Moreover, healthcare organizations often cannot retire legacy systems because of data they hold. Yet they’re expensive to operate and difficult to modify in response to new requirements. Their rigid architectures cannot accommodate cloud integration and mobile applications without extensive custom coding.

Interoperability Starts with Accurate, Validated Data

No matter who you share data with internally or externally, the Dell Boomi Master Data Hub ensures your data is consistent across your extended organization. With Master Data Hub you can:

  • Empower data stewards to easily model, match, synchronize, cleanse and enrich data across domains
  • Create business rules to alert your team and help resolve duplicates, fix data entry issues and correct erroneous data
  • Address the three components of unified data management: application integration, data governance and domain-specific data quality

Boomi can help organizations correct data deficiencies, including data quality and metadata issues for structured and unstructured healthcare data. With Boomi healthcare providers and payers can create a single view of the patient across healthcare systems, including siloed EHRs.

Once they ensure the quality of their data, healthcare payers and providers can drive continual, tangible care improvements, which creates true patient-centric care and better population health.

Data Creates Value in the Business of Healthcare

The entire healthcare ecosystem benefits from the improved quality and access delivered by the Boomi platform.

Create one-to-one patient journeys. Providers can meet rising patient expectations for a personalized healthcare experience by connecting internal and partner systems. They can improve communications and medical outcomes with accurate, up-to-date patient data.

Build patient engagement. Payers and providers can simplify the member experience with disparate data integrated and accessible through self-service portals and mobile apps. They can improve transparency with a complete record of patient interactions and related billing and payments while identifying opportunities for building wellness programs.

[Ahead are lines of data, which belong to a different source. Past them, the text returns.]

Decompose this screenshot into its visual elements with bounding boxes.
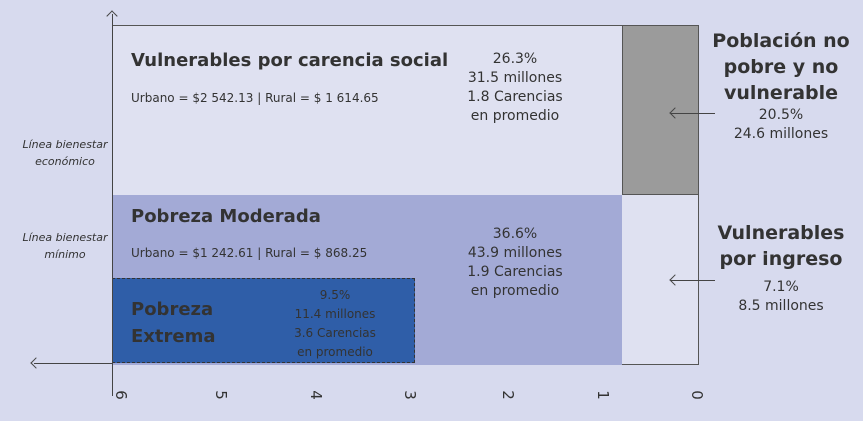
line-minimum-label: Línea bienestar mínimo	[22, 231, 108, 261]
income-vulnerable-callout: Vulnerables por ingreso 7.1% 8.5 millone…	[706, 220, 856, 316]
x-tick-label: 4	[307, 390, 325, 400]
title-line: Vulnerables	[717, 222, 845, 244]
percent: 9.5%	[319, 288, 351, 302]
title-line: por ingreso	[719, 248, 843, 270]
x-axis	[34, 363, 112, 364]
region-stats: 9.5% 11.4 millones 3.6 Carencias en prom…	[275, 286, 395, 362]
x-tick-label: 0	[688, 390, 706, 400]
people: 31.5 millones	[467, 70, 563, 86]
deprivations: 1.8 Carencias	[467, 89, 563, 105]
y-axis	[112, 14, 113, 396]
x-tick-label: 6	[112, 390, 130, 400]
people: 43.9 millones	[467, 245, 563, 261]
arrow-left-icon	[671, 113, 715, 114]
percent: 20.5%	[758, 107, 804, 123]
suffix: en promedio	[470, 108, 560, 124]
deprivations: 1.9 Carencias	[467, 264, 563, 280]
x-tick-label: 5	[212, 390, 230, 400]
percent: 36.6%	[492, 226, 538, 242]
region-stats: 36.6% 43.9 millones 1.9 Carencias en pro…	[450, 225, 580, 301]
people: 11.4 millones	[294, 307, 376, 321]
people: 24.6 millones	[733, 126, 829, 142]
title-line: Población no	[712, 30, 850, 52]
region-title: Pobreza Extrema	[131, 296, 216, 350]
arrow-left-icon	[671, 280, 715, 281]
suffix: en promedio	[470, 283, 560, 299]
percent: 26.3%	[492, 51, 538, 67]
y-axis-arrow-icon	[106, 10, 118, 22]
non-poor-callout: Población no pobre y no vulnerable 20.5%…	[706, 28, 856, 144]
x-tick-label: 2	[499, 390, 517, 400]
line-economic-label: Línea bienestar económico	[22, 138, 108, 168]
title-line: Extrema	[131, 326, 216, 347]
title-line: Pobreza	[131, 299, 214, 320]
region-thresholds: Urbano = $1 242.61 | Rural = $ 868.25	[131, 246, 368, 260]
title-line: vulnerable	[723, 82, 839, 104]
extreme-poverty-region	[112, 278, 415, 363]
deprivations: 3.6 Carencias	[294, 326, 376, 340]
region-title: Vulnerables por carencia social	[131, 50, 449, 71]
x-tick-label: 3	[401, 390, 419, 400]
region-thresholds: Urbano = $2 542.13 | Rural = $ 1 614.65	[131, 91, 379, 105]
region-title: Pobreza Moderada	[131, 206, 321, 227]
x-axis-arrow-icon	[30, 357, 42, 369]
non-poor-region	[622, 25, 699, 195]
percent: 7.1%	[763, 279, 799, 295]
people: 8.5 millones	[738, 298, 824, 314]
region-stats: 26.3% 31.5 millones 1.8 Carencias en pro…	[450, 50, 580, 126]
title-line: pobre y no	[723, 56, 839, 78]
x-tick-label: 1	[594, 390, 612, 400]
suffix: en promedio	[297, 345, 373, 359]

Focus on patients, not integration. Whatever a company’s role in healthcare, Boomi simplifies and speeds needed integrations. Pre-built connectors, support for HL7 and other data standards, and low-code development let stakeholders focus resources on the healthcare mission, not costly and time-consuming integration.

Build collaborative networks. Securely connect with healthcare partners and third parties to build collaborative, patient-centric networks. Consolidate clinical, engagement and financial data while strengthening compliance with HIPAA in the United States and similar healthcare data regulations around the world.